Dans mon propre domaine de recherche et d'écriture, l'impact de la technologie numérique et de l'intelligence artificielle sur la société, je rencontre cet obstacle tout le temps. Un grand nombre d'histoires, de livres, de récits et de comptes rendus de journalistes mettent l'accent sur la personnalité d'acteurs clés tels que Mark Zuckerberg, Sheryl Sandberg, Jack Dorsey et Jeff Bezos. Bien sûr, leur personnalité compte, mais seulement dans le contexte des modèles économiques, des avancées technologiques, de l'environnement politique, de l'absence de régulation significative, des forces économiques et politiques existantes qui alimentent l'inégalité des richesses et le manque de responsabilité des acteurs puissants, la dynamique géopolitique , caractéristiques sociétales et plus.

Par exemple, il est raisonnable pour une société de se demander qui serait le meilleur PDG ou directeur de l'exploitation, mais il n'est pas raisonnable pour nous de penser que nous pourrions remplacer l'un de ces acteurs par un autre et obtenir des résultats extrêmement différents sans changer les structures, les motivations et les forces qui façonnent la manière dont leurs entreprises agissent dans ce monde.

La préférence pour le récit individuel et psychologique est compréhensible: le récit est plus facile à raconter lorsque nous gravitons vers l’identification avec le héros ou la haine de l’antihéros, au niveau personnel.
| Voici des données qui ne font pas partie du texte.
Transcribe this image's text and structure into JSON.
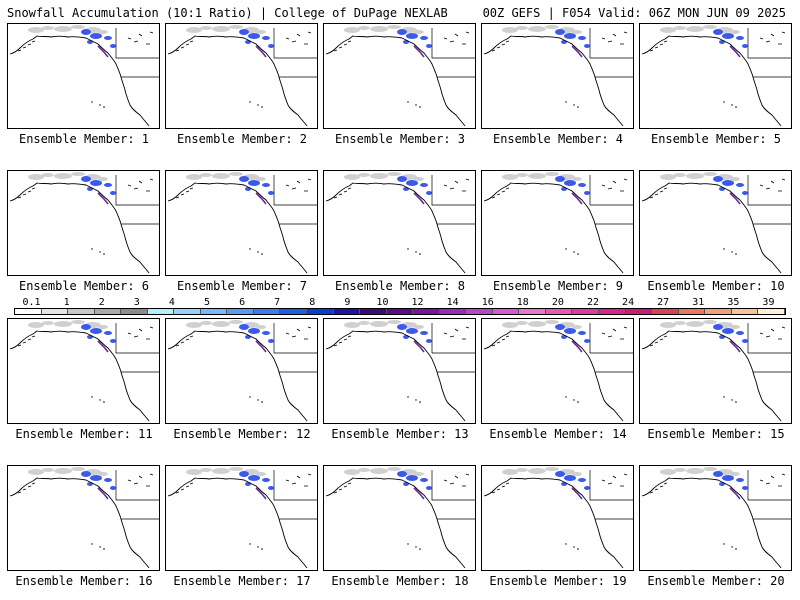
{
  "header": {
    "left_title": "Snowfall Accumulation (10:1 Ratio) | College of DuPage NEXLAB",
    "right_title": "00Z GEFS | F054 Valid: 06Z MON JUN 09 2025"
  },
  "panels": [
    {
      "label": "Ensemble Member: 1"
    },
    {
      "label": "Ensemble Member: 2"
    },
    {
      "label": "Ensemble Member: 3"
    },
    {
      "label": "Ensemble Member: 4"
    },
    {
      "label": "Ensemble Member: 5"
    },
    {
      "label": "Ensemble Member: 6"
    },
    {
      "label": "Ensemble Member: 7"
    },
    {
      "label": "Ensemble Member: 8"
    },
    {
      "label": "Ensemble Member: 9"
    },
    {
      "label": "Ensemble Member: 10"
    },
    {
      "label": "Ensemble Member: 11"
    },
    {
      "label": "Ensemble Member: 12"
    },
    {
      "label": "Ensemble Member: 13"
    },
    {
      "label": "Ensemble Member: 14"
    },
    {
      "label": "Ensemble Member: 15"
    },
    {
      "label": "Ensemble Member: 16"
    },
    {
      "label": "Ensemble Member: 17"
    },
    {
      "label": "Ensemble Member: 18"
    },
    {
      "label": "Ensemble Member: 19"
    },
    {
      "label": "Ensemble Member: 20"
    }
  ],
  "legend": {
    "ticks": [
      "0.1",
      "1",
      "2",
      "3",
      "4",
      "5",
      "6",
      "7",
      "8",
      "9",
      "10",
      "12",
      "14",
      "16",
      "18",
      "20",
      "22",
      "24",
      "27",
      "31",
      "35",
      "39"
    ],
    "colors": [
      "#ffffff",
      "#e6e6e6",
      "#c8c8c8",
      "#aaaaaa",
      "#8c8c8c",
      "#b4f0fa",
      "#96d2fa",
      "#78b9fa",
      "#5a9bf0",
      "#3c7dea",
      "#1e5fe0",
      "#0a3cd2",
      "#1e14a0",
      "#3c0a78",
      "#5a0a8c",
      "#7814a0",
      "#962db4",
      "#b446c8",
      "#d25ad2",
      "#e678c8",
      "#e65ab4",
      "#dc3ca0",
      "#d2288c",
      "#c81e78",
      "#d24650",
      "#e67864",
      "#f0a07d",
      "#fac3a0",
      "#fff0d2"
    ]
  }
}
Nous sommes aussi des personnes!

Dans la pièce classique du dramaturge allemand Bertolt Brecht, La vie de Galilée, Andrea, un ancien élève de Galilée, lui rend visite après qu'il se soit procuré ses découvertes fondamentales sous la pression de l'Église catholique. Galileo donne à Andrea ses cahiers, lui demandant de diffuser les connaissances qu’ils contiennent. Andrea le célèbre en disant: "malheureuse est la terre qui n'engendre aucun héros." Galileo le corrige: "Malheur à la terre qui a besoin d'un héros."

Les sociétés bien dirigées n'ont pas besoin de héros, et le moyen de contrôler leurs impulsions terribles ne consiste pas à détrôner les antihéros et à les remplacer par des personnes de qualité. Malheureusement, la plupart de nos récits – dans la fiction et aussi dans la non-fiction médiatique – restent bloqués dans le récit héros / anti-héros. C'est dommage Jeu des trônes n'a pas réussi à conclure sa dernière saison dans sa veine d'origine. Dans un moment historique qui nécessite de nombreuses institutions et des incitations changeantes (défis technologiques, changement climatique, inégalités et responsabilité), nous avons besoin de toute l'imagination sociologique que nous pouvons avoir, et des dragons fantastiques ou non, c'était bien d'avoir un spectacle qui encourage juste que pendant que ça durait.